Betrachtet man die Schnabelthiere und Ameisenigel nur flüchtig, so darf man wohl in Zweifel sein, welcher Klasse man sie beizuzählen hat und verwundert sich nicht mehr, daß die ersten Bälge der Schnabelthiere, welche nach England kamen, nicht als Erzeugnisse der Natur, sondern als die eines Schwindlers galten. Man erblickte ein Maulwurfsfell mit den Freßwerkzeugen einer Ente, und mußte sich fast mit Widerstreben daran gewöhnen, das Vorhandensein solcher Räthselgeschöpfe für möglich zu halten. Der viel später (erst im Jahre 1824) entdeckte Ameisenigel verursachte weniger Kopfzerbrechen; denn ihm war ja das Schnabelthier vorausgegangen, und was man bei jenem mühsam hatte suchen müssen, fand man hier leicht auf, weil man wußte, wie man suchen sollte.

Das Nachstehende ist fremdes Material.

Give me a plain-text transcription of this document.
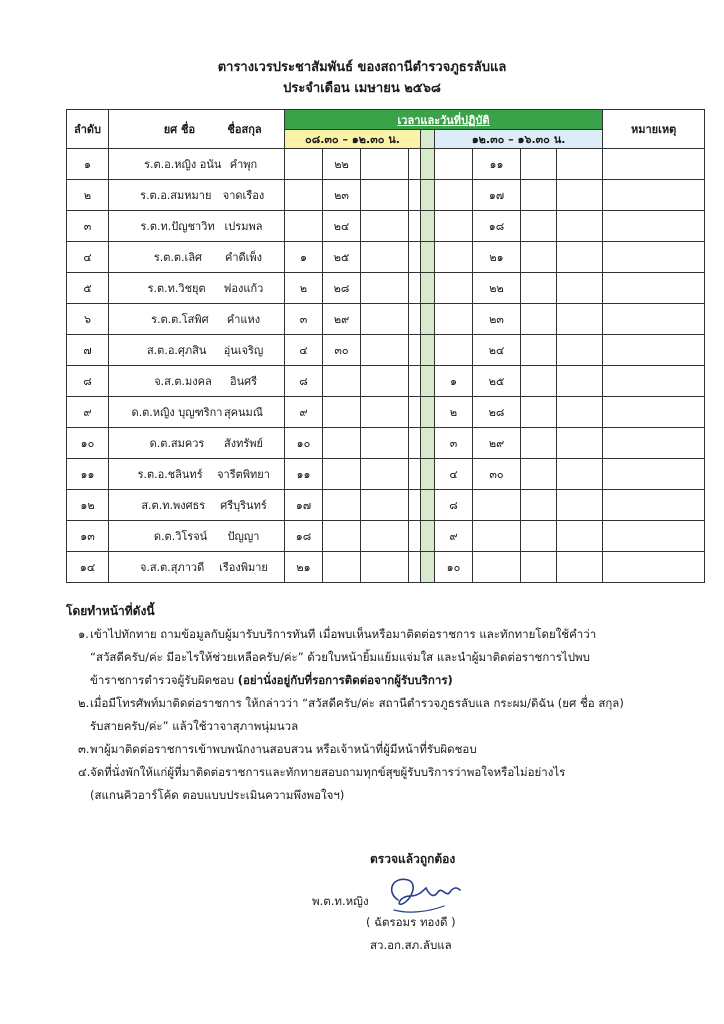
ตารางเวรประชาสัมพันธ์ ของสถานีตำรวจภูธรลับแล
ประจำเดือน เมษายน ๒๕๖๘
ลำดับ	ยศ ชื่อ ชื่อสกุล	เวลาและวันที่ปฏิบัติ									หมายเหตุ
		๐๘.๓๐ – ๑๒.๓๐ น.					๑๒.๓๐ – ๑๖.๓๐ น.				
๑	ร.ต.อ.หญิง อนัน คำพุก		๒๒					๑๑			
๒	ร.ต.อ.สมหมาย จาดเรือง		๒๓					๑๗			
๓	ร.ต.ท.ปัญชาวิท เปรมพล		๒๔					๑๘			
๔	ร.ต.ต.เลิศ คำดีเพ็ง	๑	๒๕					๒๑			
๕	ร.ต.ท.วิชยุต ฟองแก้ว	๒	๒๘					๒๒			
๖	ร.ต.ต.โสพิศ คำแหง	๓	๒๙					๒๓			
๗	ส.ต.อ.ศุภสิน อุ่นเจริญ	๔	๓๐					๒๔			
๘	จ.ส.ต.มงคล อินศรี	๘					๑	๒๕			
๙	ด.ต.หญิง บุญฑริกา สุคนมณี	๙					๒	๒๘			
๑๐	ด.ต.สมควร สังทรัพย์	๑๐					๓	๒๙			
๑๑	ร.ต.อ.ชลินทร์ จารีตพิทยา	๑๑					๔	๓๐			
๑๒	ส.ต.ท.พงศธร ศรีบุรินทร์	๑๗					๘				
๑๓	ด.ต.วิโรจน์ ปัญญา	๑๘					๙				
๑๔	จ.ส.ต.สุภาวดี เรืองพิมาย	๒๑					๑๐				
โดยทำหน้าที่ดังนี้
๑. เข้าไปทักทาย ถามข้อมูลกับผู้มารับบริการทันที เมื่อพบเห็นหรือมาติดต่อราชการ และทักทายโดยใช้คำว่า
“สวัสดีครับ/ค่ะ มีอะไรให้ช่วยเหลือครับ/ค่ะ” ด้วยใบหน้ายิ้มแย้มแจ่มใส และนำผู้มาติดต่อราชการไปพบ
ข้าราชการตำรวจผู้รับผิดชอบ (อย่านั่งอยู่กับที่รอการติดต่อจากผู้รับบริการ)
๒. เมื่อมีโทรศัพท์มาติดต่อราชการ ให้กล่าวว่า “สวัสดีครับ/ค่ะ สถานีตำรวจภูธรลับแล กระผม/ดิฉัน (ยศ ชื่อ สกุล)
รับสายครับ/ค่ะ” แล้วใช้วาจาสุภาพนุ่มนวล
๓. พาผู้มาติดต่อราชการเข้าพบพนักงานสอบสวน หรือเจ้าหน้าที่ผู้มีหน้าที่รับผิดชอบ
๔. จัดที่นั่งพักให้แก่ผู้ที่มาติดต่อราชการและทักทายสอบถามทุกข์สุขผู้รับบริการว่าพอใจหรือไม่อย่างไร
(สแกนคิวอาร์โค้ด ตอบแบบประเมินความพึงพอใจฯ)
ตรวจแล้วถูกต้อง
พ.ต.ท.หญิง
( ฉัตรอมร ทองดี )
สว.อก.สภ.ลับแล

Die Gabelthiere haben mit den Säugethieren bloß das Fell gemein, das Schnabelthier seinen Pelz, der Ameisenigel sein Stachelkleid; im übrigen unterscheiden sich beide wesentlich von den anderen bekannten Formen der höheren Thiere. Ein trockener Schnabel, an den eines Schwimmvogels erinnernd, vertritt bei ihnen die Stelle des Maules, und die Harn- und Geschlechtswerkzeuge liegen vereinigt in der Kloake. Dies ist eine Bildung, welche wir bei den Vögeln wieder finden; die ganze äußere Erscheinung und der Knochenbau der Schnabelthiere widersprechen der Vogelnatur jedoch auf das entschiedenste. Nun theilen sie aber den trockenen Kieferüberzug, die Kloake und das doppelte Schlüsselbein auch mit den Schildkröten, und somit wird ihre eigenthümliche Mittelstellung nur noch auffallender. Mit den Beutelthieren stehen sie in Beziehung wegen der Eigenthümlichkeiten der Knochen am Becken, auch werfen sie fast ebenso unreife Junge wie jene; aber sie haben keinen Beutel und tragen also ihre Jungen nicht mit sich herum, und auch im übrigen weicht ihr Leibesbau von dem der Beutelthiere nicht unwesentlich ab.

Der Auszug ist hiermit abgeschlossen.